Brown Sugar Cranberry White Chocolate Cake

Ingredients

Cake

  • 1 cup canola oil
  • 1/2 cup plain greek yogurt
  • 3 eggs, at room temp
  • 2 cups brown sugar
  • 1 tbsp vanilla
  • 1 1/2 cups buttermilk
  • 3 3/4 cups gf 1-1 flour
  • 1 tsp baking soda
  • 1 tsp baking powder
  • 1 tsp salt

Cranberry jam

  • 4 cups fresh or frozen cranberries
  • 1/2 cup maple syrup
  • 1/4 cup orange juice + 1 tablespoon orange zest
  • 2 tsp vanilla
  • 1/2 tsp ground ginger
  • 1/2 tsp cinnamon

White chocolate buttercream

  • 3 sticks butter, at room temp
  • 1 1/2 cups powdered sugar
  • 1 cup white chocolate melted and cooled
  • 1 tsp vanilla

Preparation

  1. Preheat oven to 350 degrees F. Grease 2 8 inch cake pans. Line with parchment paper, then butter or spray with cooking spray.

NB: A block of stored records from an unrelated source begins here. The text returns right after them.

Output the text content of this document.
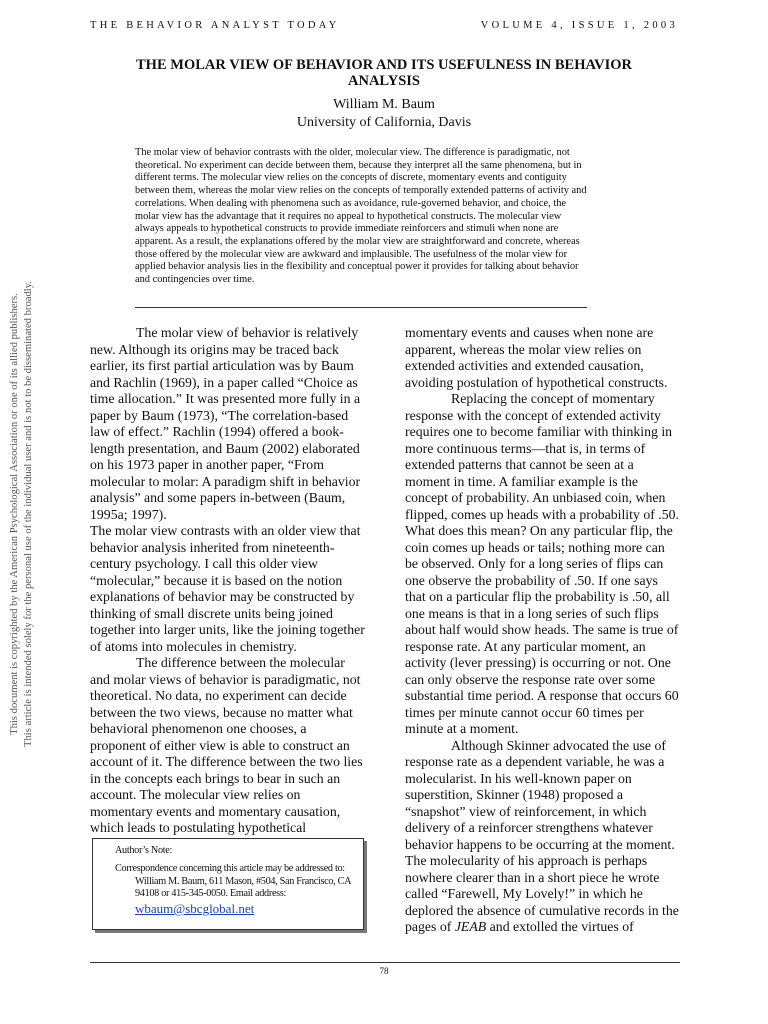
THE BEHAVIOR ANALYST TODAY	VOLUME 4, ISSUE 1, 2003
THE MOLAR VIEW OF BEHAVIOR AND ITS USEFULNESS IN BEHAVIOR ANALYSIS
William M. Baum
University of California, Davis
The molar view of behavior contrasts with the older, molecular view. The difference is paradigmatic, not theoretical. No experiment can decide between them, because they interpret all the same phenomena, but in different terms. The molecular view relies on the concepts of discrete, momentary events and contiguity between them, whereas the molar view relies on the concepts of temporally extended patterns of activity and correlations. When dealing with phenomena such as avoidance, rule-governed behavior, and choice, the molar view has the advantage that it requires no appeal to hypothetical constructs. The molecular view always appeals to hypothetical constructs to provide immediate reinforcers and stimuli when none are apparent. As a result, the explanations offered by the molar view are straightforward and concrete, whereas those offered by the molecular view are awkward and implausible. The usefulness of the molar view for applied behavior analysis lies in the flexibility and conceptual power it provides for talking about behavior and contingencies over time.
This document is copyrighted by the American Psychological Association or one of its allied publishers. This article is intended solely for the personal use of the individual user and is not to be disseminated broadly.	The molar view of behavior is relatively new. Although its origins may be traced back earlier, its first partial articulation was by Baum and Rachlin (1969), in a paper called “Choice as time allocation.” It was presented more fully in a paper by Baum (1973), “The correlation-based law of effect.” Rachlin (1994) offered a book-length presentation, and Baum (2002) elaborated on his 1973 paper in another paper, “From molecular to molar: A paradigm shift in behavior analysis” and some papers in-between (Baum, 1995a; 1997).

The molar view contrasts with an older view that behavior analysis inherited from nineteenth-century psychology. I call this older view “molecular,” because it is based on the notion explanations of behavior may be constructed by thinking of small discrete units being joined together into larger units, like the joining together of atoms into molecules in chemistry.

The difference between the molecular and molar views of behavior is paradigmatic, not theoretical. No data, no experiment can decide between the two views, because no matter what behavioral phenomenon one chooses, a proponent of either view is able to construct an account of it. The difference between the two lies in the concepts each brings to bear in such an account. The molecular view relies on momentary events and momentary causation, which leads to postulating hypothetical

momentary events and causes when none are apparent, whereas the molar view relies on extended activities and extended causation, avoiding postulation of hypothetical constructs.

Replacing the concept of momentary response with the concept of extended activity requires one to become familiar with thinking in more continuous terms—that is, in terms of extended patterns that cannot be seen at a moment in time. A familiar example is the concept of probability. An unbiased coin, when flipped, comes up heads with a probability of .50. What does this mean? On any particular flip, the coin comes up heads or tails; nothing more can be observed. Only for a long series of flips can one observe the probability of .50. If one says that on a particular flip the probability is .50, all one means is that in a long series of such flips about half would show heads. The same is true of response rate. At any particular moment, an activity (lever pressing) is occurring or not. One can only observe the response rate over some substantial time period. A response that occurs 60 times per minute cannot occur 60 times per minute at a moment.

Although Skinner advocated the use of response rate as a dependent variable, he was a molecularist. In his well-known paper on superstition, Skinner (1948) proposed a “snapshot” view of reinforcement, in which delivery of a reinforcer strengthens whatever behavior happens to be occurring at the moment. The molecularity of his approach is perhaps nowhere clearer than in a short piece he wrote called “Farewell, My Lovely!” in which he deplored the absence of cumulative records in the pages of JEAB and extolled the virtues of

Author’s Note:
Correspondence concerning this article may be addressed to:
William M. Baum, 611 Mason, #504, San Francisco, CA 94108 or 415-345-0050. Email address:
wbaum@sbcglobal.net
78
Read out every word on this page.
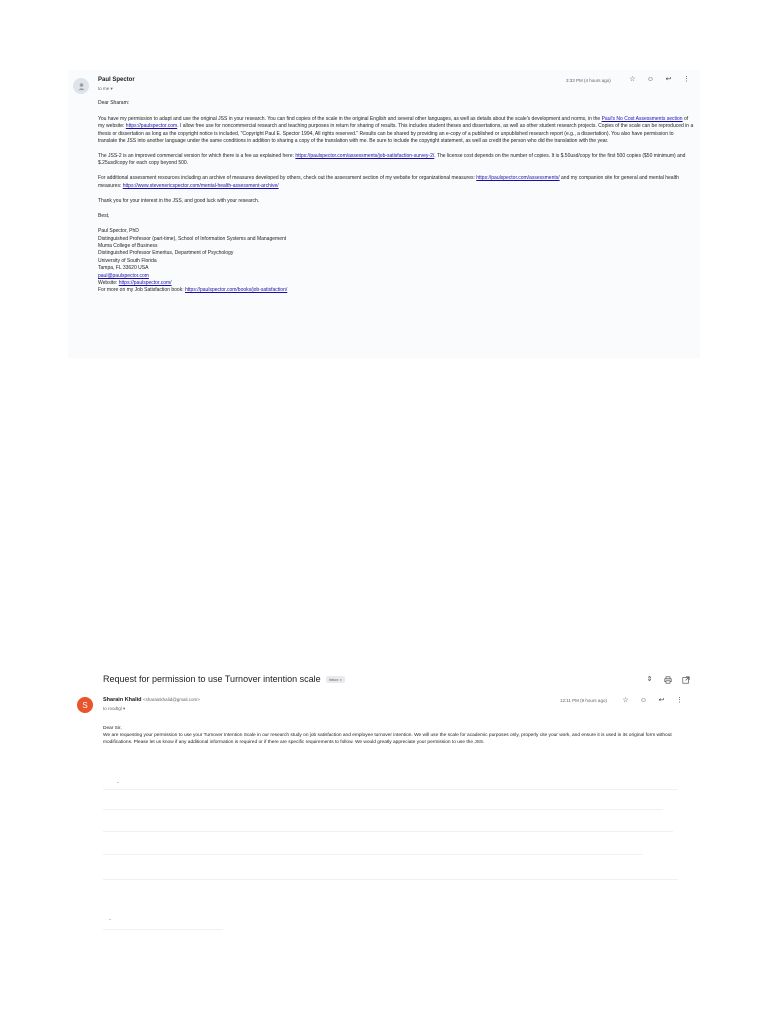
Paul Spector
to me ▾
3:33 PM (4 hours ago)	☆ ☺ ↩ ⋮

Dear Sharam:

You have my permission to adapt and use the original JSS in your research. You can find copies of the scale in the original English and several other languages, as well as details about the scale's development and norms, in the Paul's No Cost Assessments section of my website: https://paulspector.com. I allow free use for noncommercial research and teaching purposes in return for sharing of results. This includes student theses and dissertations, as well as other student research projects. Copies of the scale can be reproduced in a thesis or dissertation as long as the copyright notice is included, "Copyright Paul E. Spector 1994, All rights reserved." Results can be shared by providing an e-copy of a published or unpublished research report (e.g., a dissertation). You also have permission to translate the JSS into another language under the same conditions in addition to sharing a copy of the translation with me. Be sure to include the copyright statement, as well as credit the person who did the translation with the year.

The JSS-2 is an improved commercial version for which there is a fee as explained here: https://paulspector.com/assessments/job-satisfaction-survey-2/. The license cost depends on the number of copies. It is $.50usd/copy for the first 500 copies ($50 minimum) and $.25usd/copy for each copy beyond 500.

For additional assessment resources including an archive of measures developed by others, check out the assessment section of my website for organizational measures: https://paulspector.com/assessments/ and my companion site for general and mental health measures: https://www.stevenericspector.com/mental-health-assessment-archive/

Thank you for your interest in the JSS, and good luck with your research.

Best,

Paul Spector, PhD
Distinguished Professor (part-time), School of Information Systems and Management
Muma College of Business
Distinguished Professor Emeritus, Department of Psychology
University of South Florida
Tampa, FL 33620 USA
paul@paulspector.com
Website: https://paulspector.com/
For more on my Job Satisfaction book: https://paulspector.com/books/job-satisfaction/
Request for permission to use Turnover intention scale	Inbox ×	⇕
S
Sharain Khalid <sharainkhalid@gmail.com>
to roodtgl ▾
12:11 PM (9 hours ago) ☆ ☺ ↩ ⋮

Dear Sir,

We are requesting your permission to use your Turnover Intention Scale in our research study on job satisfaction and employee turnover intention. We will use the scale for academic purposes only, properly cite your work, and ensure it is used in its original form without modifications. Please let us know if any additional information is required or if there are specific requirements to follow. We would greatly appreciate your permission to use the JSS.
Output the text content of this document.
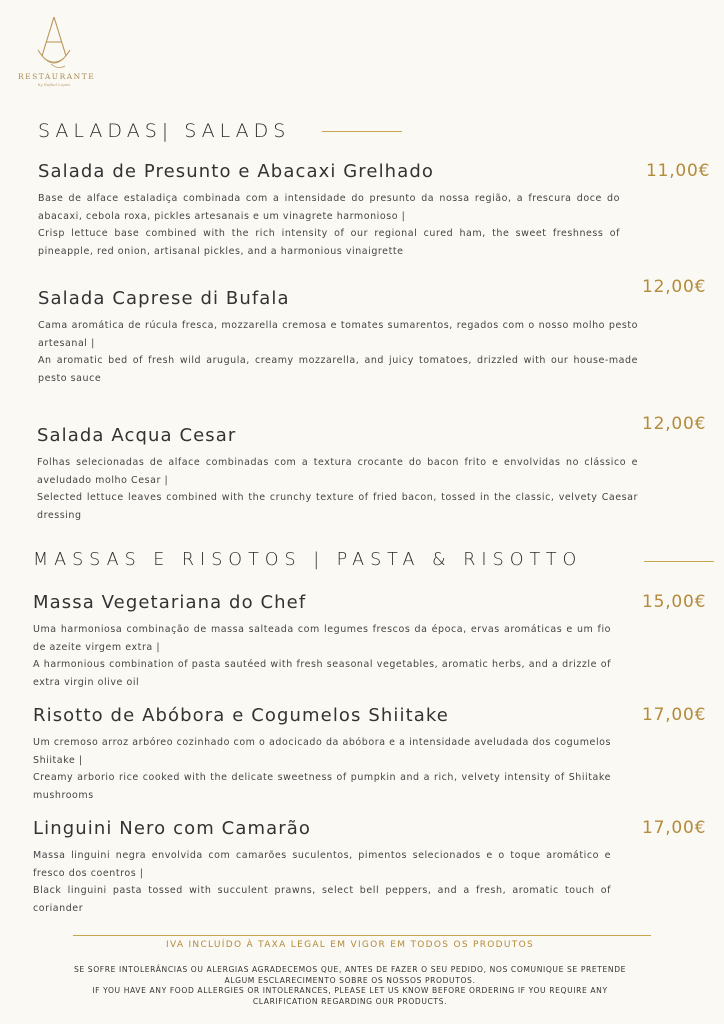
RESTAURANTE
by Rafael Lopes
SALADAS| SALADS
Salada de Presunto e Abacaxi Grelhado

Base de alface estaladiça combinada com a intensidade do presunto da nossa região, a frescura doce do abacaxi, cebola roxa, pickles artesanais e um vinagrete harmonioso |

Crisp lettuce base combined with the rich intensity of our regional cured ham, the sweet freshness of pineapple, red onion, artisanal pickles, and a harmonious vinaigrette

11,00€
Salada Caprese di Bufala

Cama aromática de rúcula fresca, mozzarella cremosa e tomates sumarentos, regados com o nosso molho pesto artesanal |

An aromatic bed of fresh wild arugula, creamy mozzarella, and juicy tomatoes, drizzled with our house-made pesto sauce

12,00€
Salada Acqua Cesar

Folhas selecionadas de alface combinadas com a textura crocante do bacon frito e envolvidas no clássico e aveludado molho Cesar |

Selected lettuce leaves combined with the crunchy texture of fried bacon, tossed in the classic, velvety Caesar dressing

12,00€
MASSAS E RISOTOS | PASTA & RISOTTO
Massa Vegetariana do Chef

Uma harmoniosa combinação de massa salteada com legumes frescos da época, ervas aromáticas e um fio de azeite virgem extra |

A harmonious combination of pasta sautéed with fresh seasonal vegetables, aromatic herbs, and a drizzle of extra virgin olive oil

15,00€
Risotto de Abóbora e Cogumelos Shiitake

Um cremoso arroz arbóreo cozinhado com o adocicado da abóbora e a intensidade aveludada dos cogumelos Shiitake |

Creamy arborio rice cooked with the delicate sweetness of pumpkin and a rich, velvety intensity of Shiitake mushrooms

17,00€
Linguini Nero com Camarão

Massa linguini negra envolvida com camarões suculentos, pimentos selecionados e o toque aromático e fresco dos coentros |

Black linguini pasta tossed with succulent prawns, select bell peppers, and a fresh, aromatic touch of coriander

17,00€
IVA INCLUÍDO À TAXA LEGAL EM VIGOR EM TODOS OS PRODUTOS

SE SOFRE INTOLERÂNCIAS OU ALERGIAS AGRADECEMOS QUE, ANTES DE FAZER O SEU PEDIDO, NOS COMUNIQUE SE PRETENDE ALGUM ESCLARECIMENTO SOBRE OS NOSSOS PRODUTOS.

IF YOU HAVE ANY FOOD ALLERGIES OR INTOLERANCES, PLEASE LET US KNOW BEFORE ORDERING IF YOU REQUIRE ANY CLARIFICATION REGARDING OUR PRODUCTS.
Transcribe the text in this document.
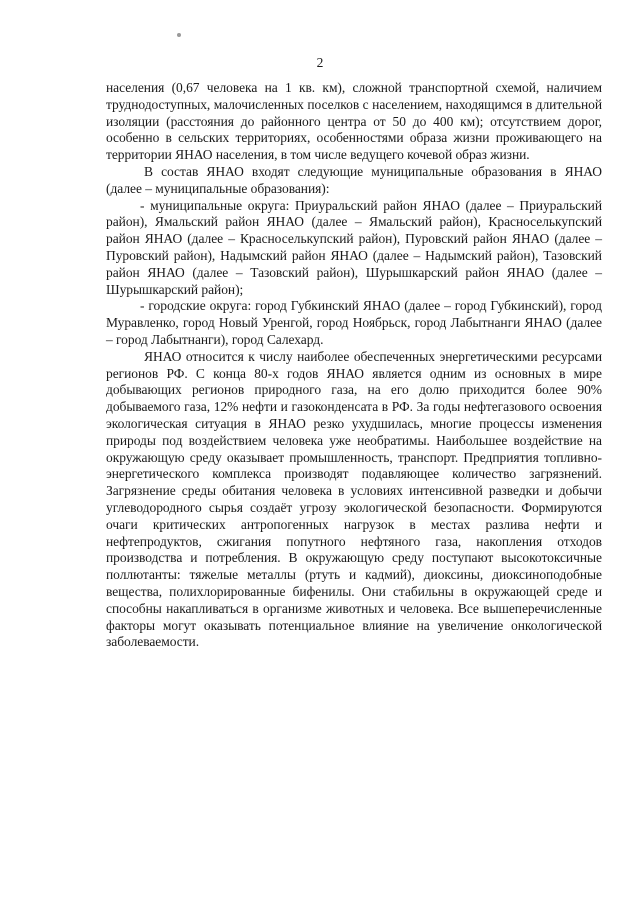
2

населения (0,67 человека на 1 кв. км), сложной транспортной схемой, наличием труднодоступных, малочисленных поселков с населением, находящимся в длительной изоляции (расстояния до районного центра от 50 до 400 км); отсутствием дорог, особенно в сельских территориях, особенностями образа жизни проживающего на территории ЯНАО населения, в том числе ведущего кочевой образ жизни.

В состав ЯНАО входят следующие муниципальные образования в ЯНАО (далее – муниципальные образования):

- муниципальные округа: Приуральский район ЯНАО (далее – Приуральский район), Ямальский район ЯНАО (далее – Ямальский район), Красноселькупский район ЯНАО (далее – Красноселькупский район), Пуровский район ЯНАО (далее – Пуровский район), Надымский район ЯНАО (далее – Надымский район), Тазовский район ЯНАО (далее – Тазовский район), Шурышкарский район ЯНАО (далее – Шурышкарский район);

- городские округа: город Губкинский ЯНАО (далее – город Губкинский), город Муравленко, город Новый Уренгой, город Ноябрьск, город Лабытнанги ЯНАО (далее – город Лабытнанги), город Салехард.

ЯНАО относится к числу наиболее обеспеченных энергетическими ресурсами регионов РФ. С конца 80-х годов ЯНАО является одним из основных в мире добывающих регионов природного газа, на его долю приходится более 90% добываемого газа, 12% нефти и газоконденсата в РФ. За годы нефтегазового освоения экологическая ситуация в ЯНАО резко ухудшилась, многие процессы изменения природы под воздействием человека уже необратимы. Наибольшее воздействие на окружающую среду оказывает промышленность, транспорт. Предприятия топливно-энергетического комплекса производят подавляющее количество загрязнений. Загрязнение среды обитания человека в условиях интенсивной разведки и добычи углеводородного сырья создаёт угрозу экологической безопасности. Формируются очаги критических антропогенных нагрузок в местах разлива нефти и нефтепродуктов, сжигания попутного нефтяного газа, накопления отходов производства и потребления. В окружающую среду поступают высокотоксичные поллютанты: тяжелые металлы (ртуть и кадмий), диоксины, диоксиноподобные вещества, полихлорированные бифенилы. Они стабильны в окружающей среде и способны накапливаться в организме животных и человека. Все вышеперечисленные факторы могут оказывать потенциальное влияние на увеличение онкологической заболеваемости.
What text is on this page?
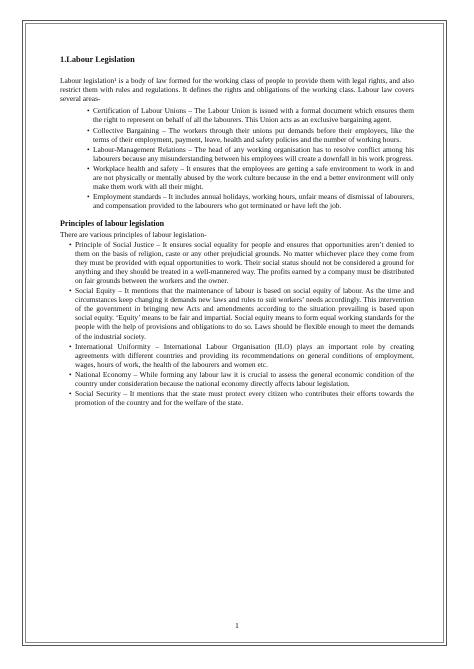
1.Labour Legislation

Labour legislation¹ is a body of law formed for the working class of people to provide them with legal rights, and also restrict them with rules and regulations. It defines the rights and obligations of the working class. Labour law covers several areas-

• Certification of Labour Unions – The Labour Union is issued with a formal document which ensures them the right to represent on behalf of all the labourers. This Union acts as an exclusive bargaining agent.
• Collective Bargaining – The workers through their unions put demands before their employers, like the terms of their employment, payment, leave, health and safety policies and the number of working hours.
• Labour-Management Relations – The head of any working organisation has to resolve conflict among his labourers because any misunderstanding between his employees will create a downfall in his work progress.
• Workplace health and safety – It ensures that the employees are getting a safe environment to work in and are not physically or mentally abused by the work culture because in the end a better environment will only make them work with all their might.
• Employment standards – It includes annual holidays, working hours, unfair means of dismissal of labourers, and compensation provided to the labourers who got terminated or have left the job.
Principles of labour legislation
There are various principles of labour legislation-
• Principle of Social Justice – It ensures social equality for people and ensures that opportunities aren’t denied to them on the basis of religion, caste or any other prejudicial grounds. No matter whichever place they come from they must be provided with equal opportunities to work. Their social status should not be considered a ground for anything and they should be treated in a well-mannered way. The profits earned by a company must be distributed on fair grounds between the workers and the owner.
• Social Equity – It mentions that the maintenance of labour is based on social equity of labour. As the time and circumstances keep changing it demands new laws and rules to suit workers’ needs accordingly. This intervention of the government in bringing new Acts and amendments according to the situation prevailing is based upon social equity. ‘Equity’ means to be fair and impartial. Social equity means to form equal working standards for the people with the help of provisions and obligations to do so. Laws should be flexible enough to meet the demands of the industrial society.
• International Uniformity – International Labour Organisation (ILO) plays an important role by creating agreements with different countries and providing its recommendations on general conditions of employment, wages, hours of work, the health of the labourers and women etc.
• National Economy – While forming any labour law it is crucial to assess the general economic condition of the country under consideration because the national economy directly affects labour legislation.
• Social Security – It mentions that the state must protect every citizen who contributes their efforts towards the promotion of the country and for the welfare of the state.
1
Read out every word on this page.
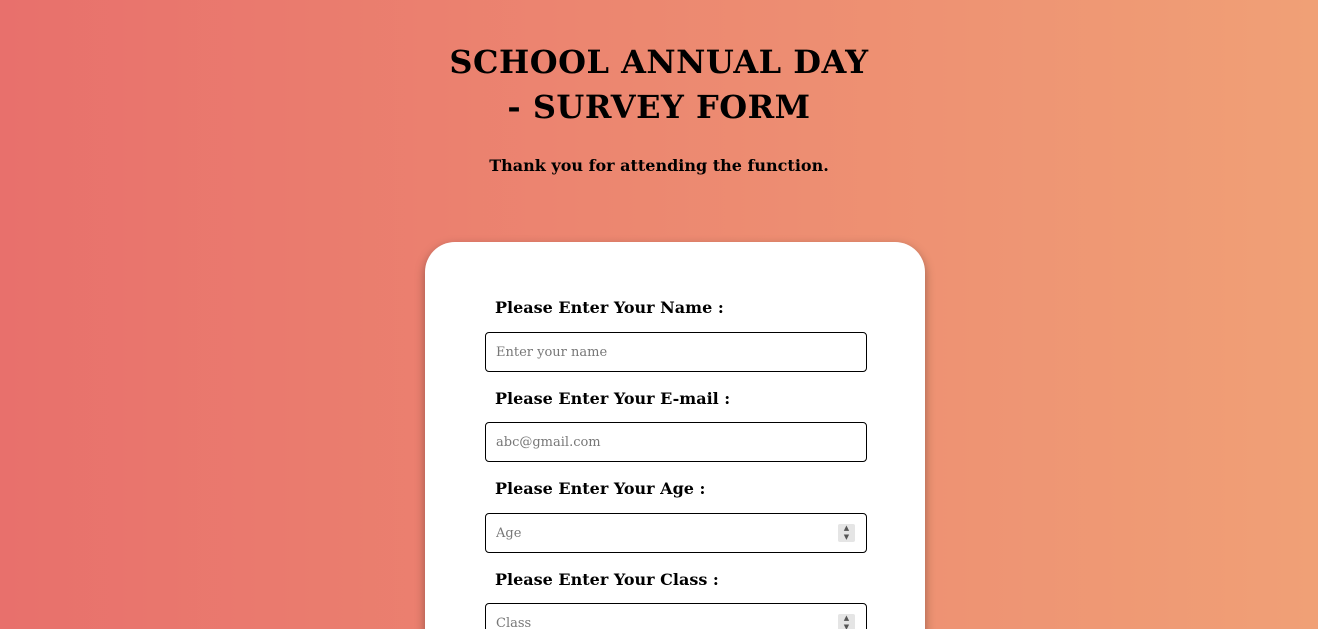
SCHOOL ANNUAL DAY - SURVEY FORM
Thank you for attending the function.
Please Enter Your Name :
Enter your name
Please Enter Your E-mail :
abc@gmail.com
Please Enter Your Age :
Age
▲
▼
Please Enter Your Class :
Class
▲
▼
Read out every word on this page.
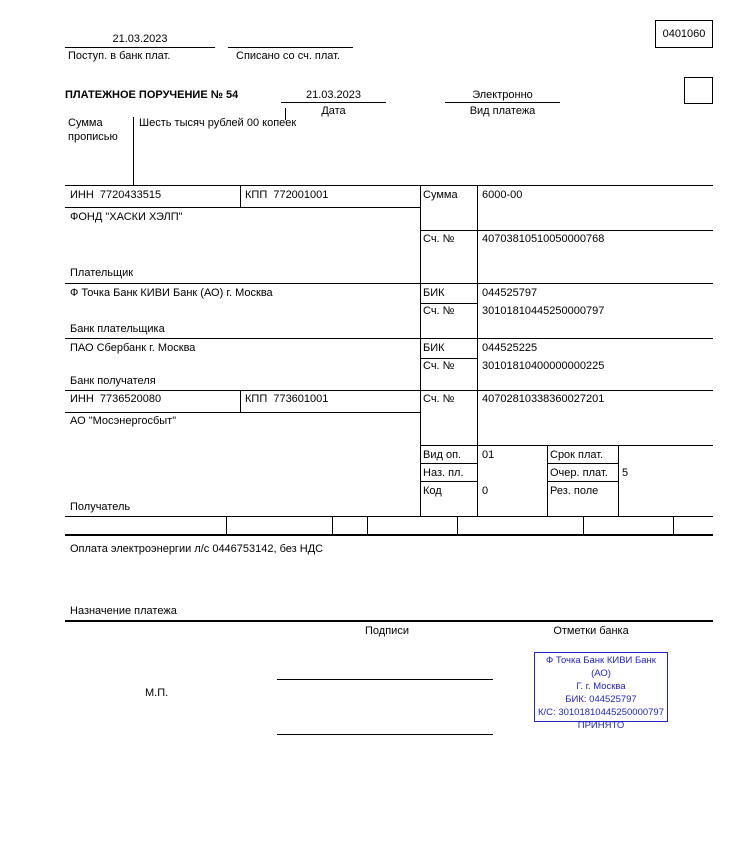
21.03.2023
Поступ. в банк плат.	Списано со сч. плат.
0401060
ПЛАТЕЖНОЕ ПОРУЧЕНИЕ № 54	21.03.2023
Дата
Электронно
Вид платежа
Сумма
прописью
Шесть тысяч рублей 00 копеек
ИНН  7720433515	КПП  772001001
ФОНД "ХАСКИ ХЭЛП"
Сумма 6000-00
Сч. №	40703810510050000768
Плательщик
Ф Точка Банк КИВИ Банк (АО) г. Москва	БИК	044525797
Сч. №	30101810445250000797
Банк плательщика
ПАО Сбербанк г. Москва	БИК	044525225
Сч. №	30101810400000000225
Банк получателя
ИНН  7736520080	КПП  773601001	Сч. №	40702810338360027201
АО "Мосэнергосбыт"
Вид оп. 01	Срок плат.
Наз. пл.	Очер. плат. 5
Код	0	Рез. поле
Получатель
Оплата электроэнергии л/с 0446753142, без НДС
Назначение платежа
Подписи	Отметки банка
М.П.
Ф Точка Банк КИВИ Банк (АО)
Г. г. Москва
БИК: 044525797
К/С: 30101810445250000797
ПРИНЯТО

  2. Beat together the canola oil, yogurt, eggs, brown sugar, vanilla, and buttermilk. Add the flour, baking soda, baking powder, and salt. Mix until just combined.

  3. Bake 30-35 minutes, until the tops are just set.

  4. To make the jam: Add the cranberries, maple syrup, and orange juice to a pot set over high heat. Bring the mixture to a boil, use a fork to break down the cranberries a bit. Continue to cook for 10 minutes or until the jam has reduced and thickened. Stir in the vanilla, ginger, and cinnamon. Remove from the heat and let cool.

  5. To make the buttercream: Add the butter and powdered sugar to a bowl. Beat the butter and powdered sugar together until the butter is light and fluffy. Add the melted white chocolate and vanilla and beat until combined.

  6. To assemble cake: layer buttercream and then jam on the layers, frost the rest of the cake and add sugared cranberries if desired.